Akhir Mei, Pasar Kripto Masih Dibayangi Koreksi di Tengah Kenaikan BNB Dua Digit
Poin Penting
|
JAKARTA, investortrust.id – Pergerakan pasar mata uang kripto menunjukkan kinerja yang beragam pada akhir bulan Mei, Minggu (31/5/2026) pagi. Pasar mata uang kripto bergerak cenderung menguat meski tipis, ditopang kenaikan sejumlah aset digital utama meski sentimen investor masih berada di zona ketakutan (fear).

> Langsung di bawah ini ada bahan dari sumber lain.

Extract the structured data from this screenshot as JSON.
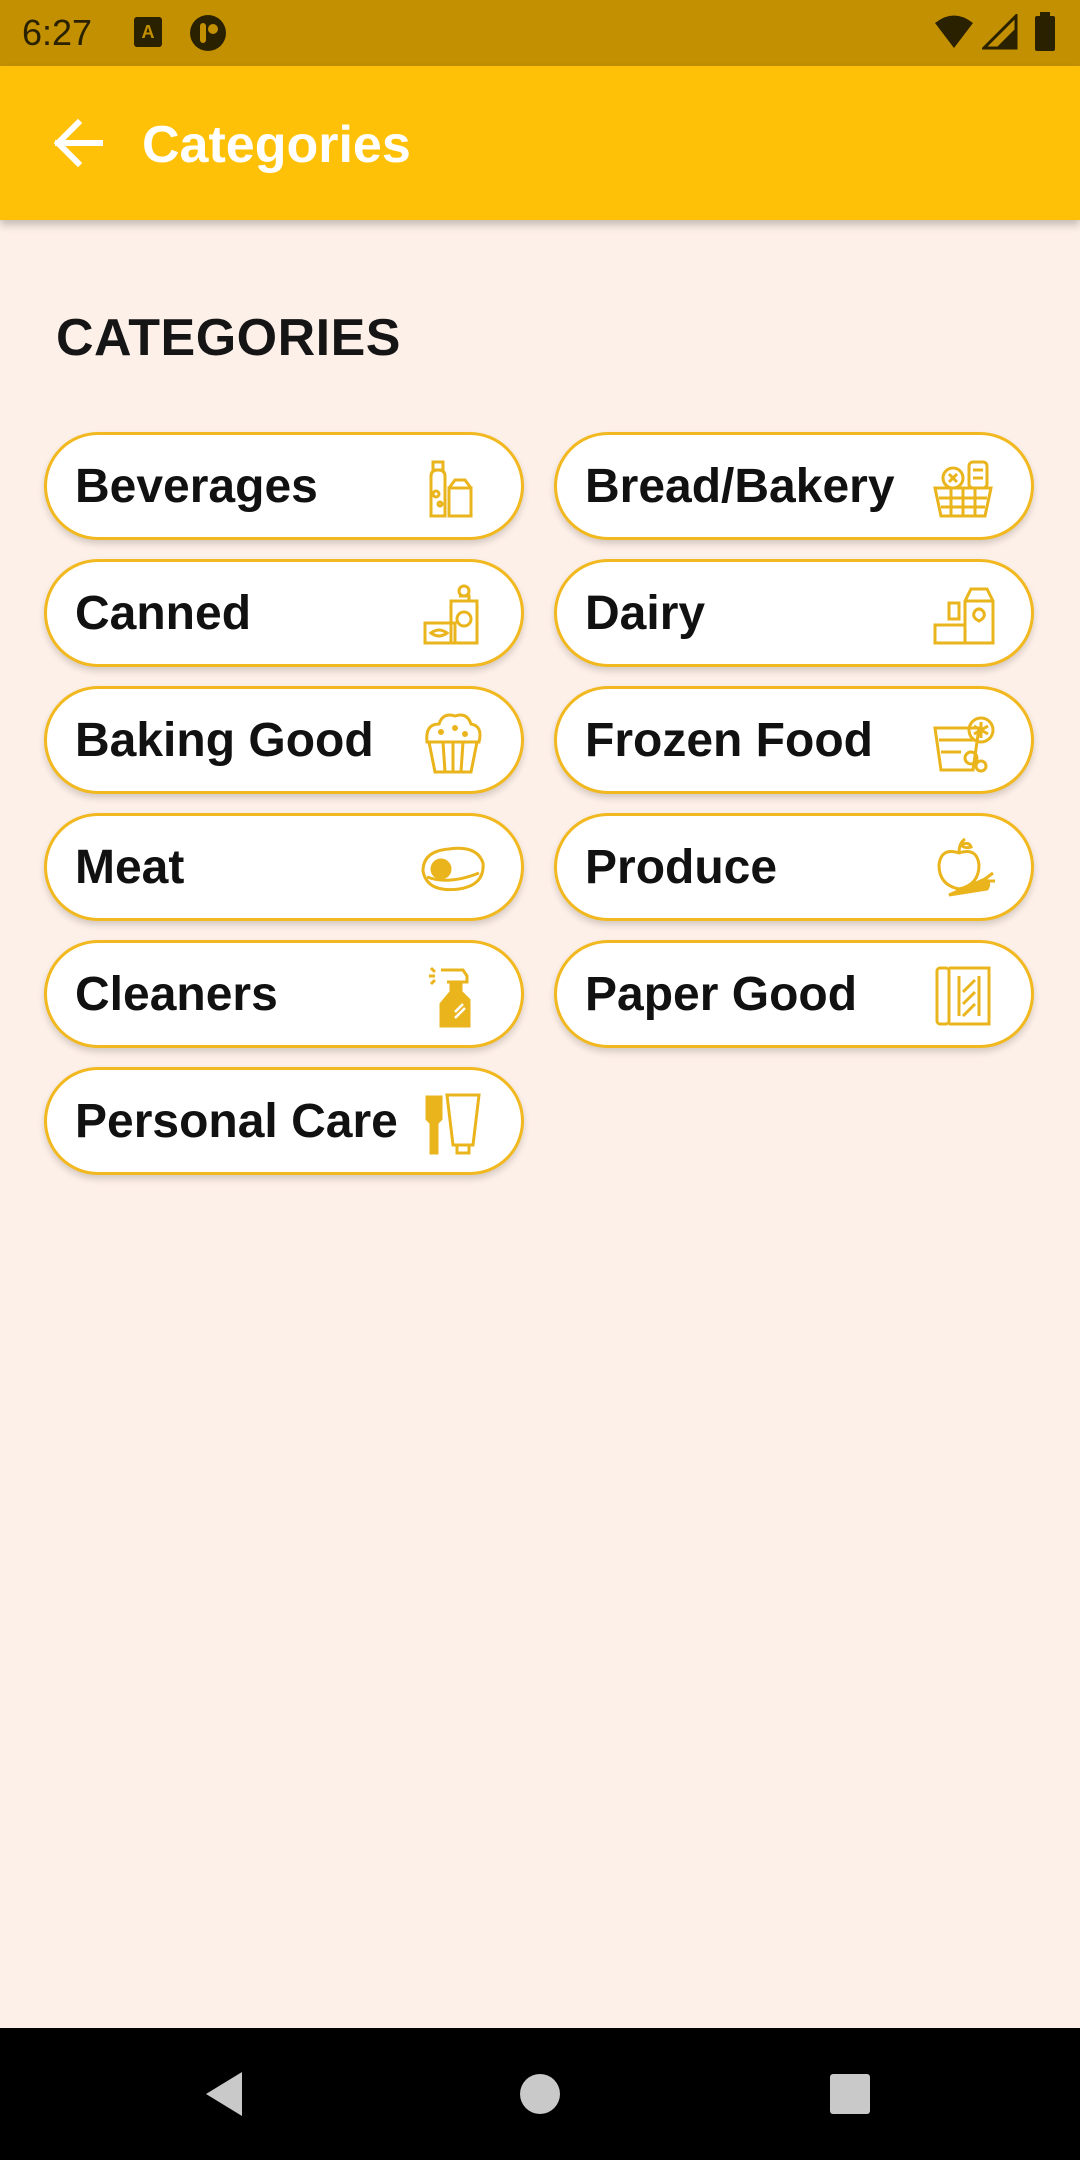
{
  "status_bar": {
    "time": "6:27"
  },
  "app_bar": {
    "title": "Categories"
  },
  "section": {
    "heading": "CATEGORIES"
  },
  "categories": [
    {
      "label": "Beverages",
      "icon": "beverages-icon"
    },
    {
      "label": "Bread/Bakery",
      "icon": "bread-basket-icon"
    },
    {
      "label": "Canned",
      "icon": "canned-food-icon"
    },
    {
      "label": "Dairy",
      "icon": "dairy-icon"
    },
    {
      "label": "Baking Good",
      "icon": "muffin-icon"
    },
    {
      "label": "Frozen Food",
      "icon": "frozen-food-icon"
    },
    {
      "label": "Meat",
      "icon": "steak-icon"
    },
    {
      "label": "Produce",
      "icon": "produce-icon"
    },
    {
      "label": "Cleaners",
      "icon": "spray-bottle-icon"
    },
    {
      "label": "Paper Good",
      "icon": "paper-towel-icon"
    },
    {
      "label": "Personal Care",
      "icon": "toothbrush-tube-icon"
    }
  ],
  "colors": {
    "app_bar": "#ffc107",
    "status_bar": "#c29000",
    "accent": "#f2b81f",
    "background": "#fdf0e8"
  }
}
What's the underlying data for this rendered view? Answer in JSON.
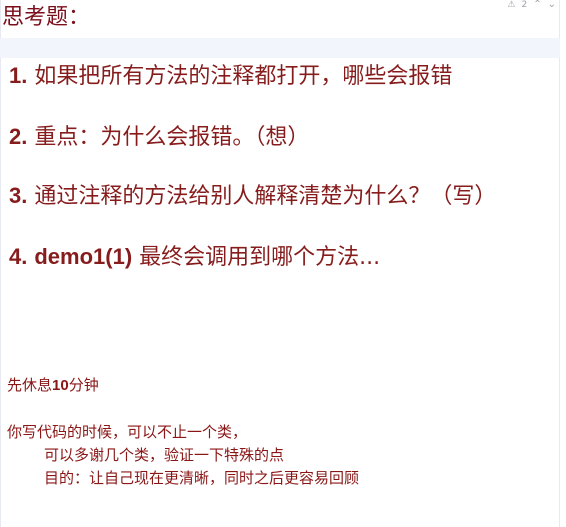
{
  "title": "思考题：",
  "editor_indicator": {
    "warning_count": "2"
  },
  "questions": [
    {
      "num": "1.",
      "text": "如果把所有方法的注释都打开，哪些会报错"
    },
    {
      "num": "2.",
      "text": "重点：为什么会报错。（想）"
    },
    {
      "num": "3.",
      "text": "通过注释的方法给别人解释清楚为什么？（写）"
    },
    {
      "num": "4.",
      "bold_text": "demo1(1)",
      "text": "最终会调用到哪个方法..."
    }
  ],
  "rest": {
    "prefix": "先休息",
    "minutes": "10",
    "suffix": "分钟"
  },
  "notes": {
    "line1": "你写代码的时候，可以不止一个类，",
    "line2": "可以多谢几个类，验证一下特殊的点",
    "line3": "目的：让自己现在更清晰，同时之后更容易回顾"
  }
}
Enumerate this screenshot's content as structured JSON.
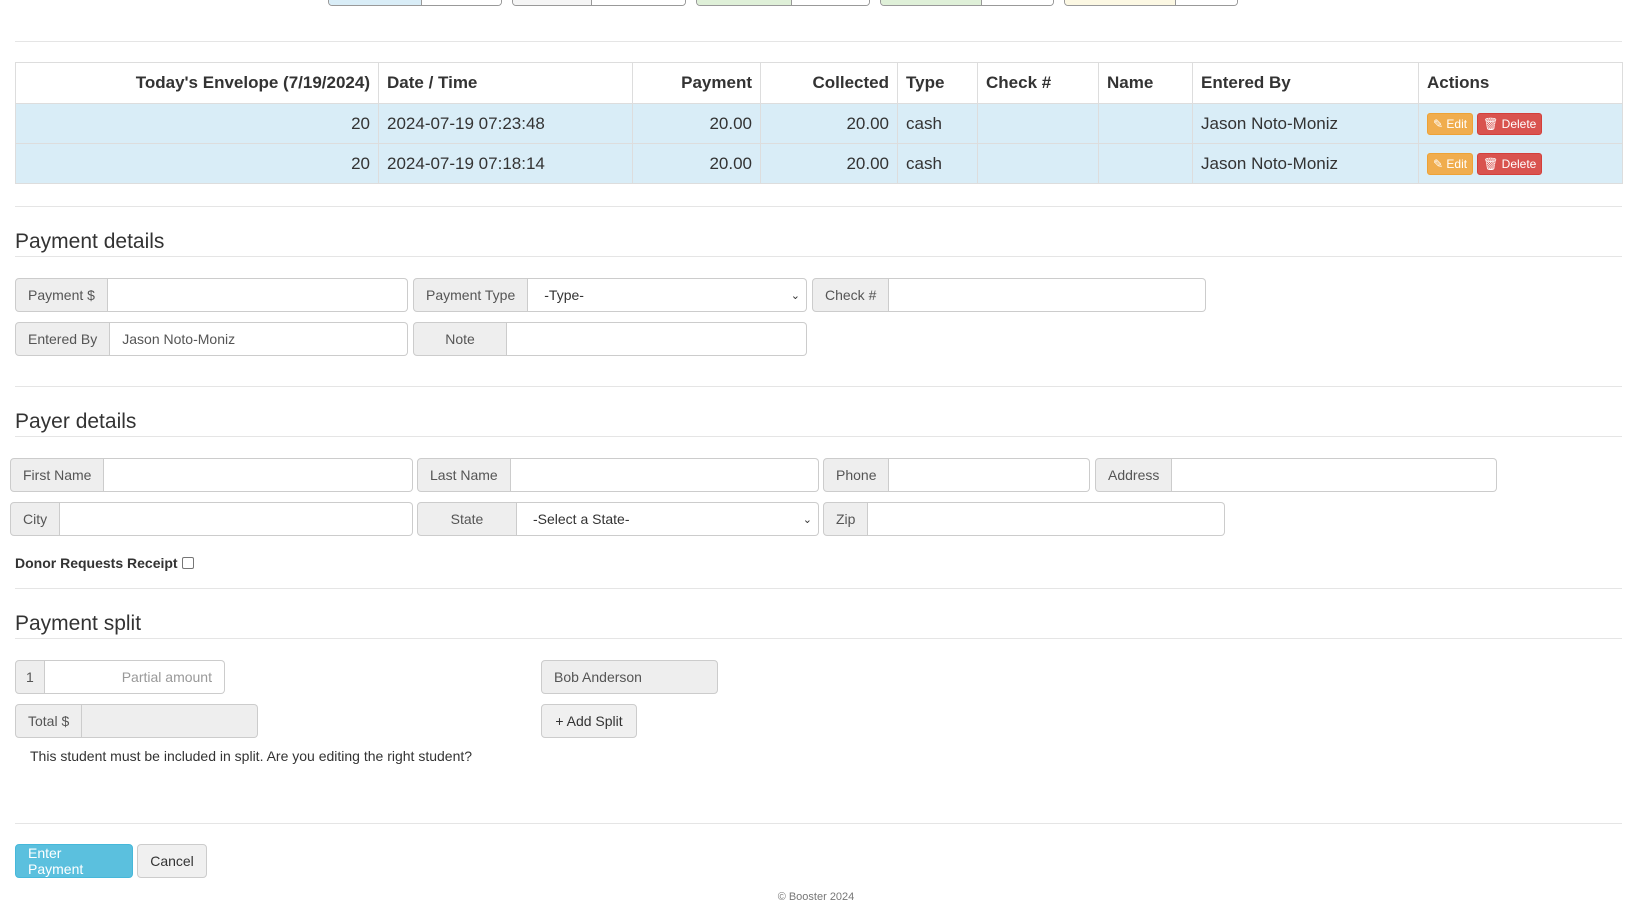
{
  "colors": {
    "row_highlight": "#d9edf7",
    "edit_button": "#f0ad4e",
    "delete_button": "#d9534f",
    "primary_button": "#5bc0de",
    "top_buttons": [
      "#d9edf7",
      "#f5f5f5",
      "#dff0d8",
      "#dff0d8",
      "#fcf8e3"
    ]
  },
  "envelope_table": {
    "headers": {
      "envelope": "Today's Envelope (7/19/2024)",
      "datetime": "Date / Time",
      "payment": "Payment",
      "collected": "Collected",
      "type": "Type",
      "check": "Check #",
      "name": "Name",
      "entered_by": "Entered By",
      "actions": "Actions"
    },
    "rows": [
      {
        "envelope": "20",
        "datetime": "2024-07-19 07:23:48",
        "payment": "20.00",
        "collected": "20.00",
        "type": "cash",
        "check": "",
        "name": "",
        "entered_by": "Jason Noto-Moniz",
        "edit_label": "Edit",
        "delete_label": "Delete",
        "edit_icon": "pencil-icon",
        "delete_icon": "trash-icon"
      },
      {
        "envelope": "20",
        "datetime": "2024-07-19 07:18:14",
        "payment": "20.00",
        "collected": "20.00",
        "type": "cash",
        "check": "",
        "name": "",
        "entered_by": "Jason Noto-Moniz",
        "edit_label": "Edit",
        "delete_label": "Delete",
        "edit_icon": "pencil-icon",
        "delete_icon": "trash-icon"
      }
    ]
  },
  "payment_details": {
    "title": "Payment details",
    "payment_label": "Payment $",
    "payment_value": "",
    "payment_type_label": "Payment Type",
    "payment_type_selected": "-Type-",
    "check_label": "Check #",
    "check_value": "",
    "entered_by_label": "Entered By",
    "entered_by_value": "Jason Noto-Moniz",
    "note_label": "Note",
    "note_value": ""
  },
  "payer_details": {
    "title": "Payer details",
    "first_name_label": "First Name",
    "first_name_value": "",
    "last_name_label": "Last Name",
    "last_name_value": "",
    "phone_label": "Phone",
    "phone_value": "",
    "address_label": "Address",
    "address_value": "",
    "city_label": "City",
    "city_value": "",
    "state_label": "State",
    "state_selected": "-Select a State-",
    "zip_label": "Zip",
    "zip_value": "",
    "receipt_label": "Donor Requests Receipt",
    "receipt_checked": false
  },
  "payment_split": {
    "title": "Payment split",
    "index": "1",
    "partial_placeholder": "Partial amount",
    "student_name": "Bob Anderson",
    "total_label": "Total $",
    "total_value": "",
    "add_split_label": "+ Add Split",
    "warning": "This student must be included in split. Are you editing the right student?"
  },
  "actions": {
    "enter_payment_label": "Enter Payment",
    "cancel_label": "Cancel"
  },
  "footer": {
    "text": "© Booster 2024"
  }
}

Berdasarkan data CoinMarketCap, total kapitalisasi pasar kripto global mencapai US$ 2,51 triliun atau naik 0,53% dalam 24 jam terakhir. Sementara itu, indeks CoinMarketCap 20 (CMC20), yang mencerminkan kinerja 20 aset kripto terbesar, menguat 0,67% menjadi US$ 150,93.
Meski pasar mencatat kenaikan, indikator Fear and Greed Index masih berada di level 36 yang menunjukkan sentimen investor berada dalam kategori "Fear" atau ketakutan. Kondisi ini mengindikasikan pelaku pasar masih berhati-hati di tengah ketidakpastian arah pergerakan aset digital.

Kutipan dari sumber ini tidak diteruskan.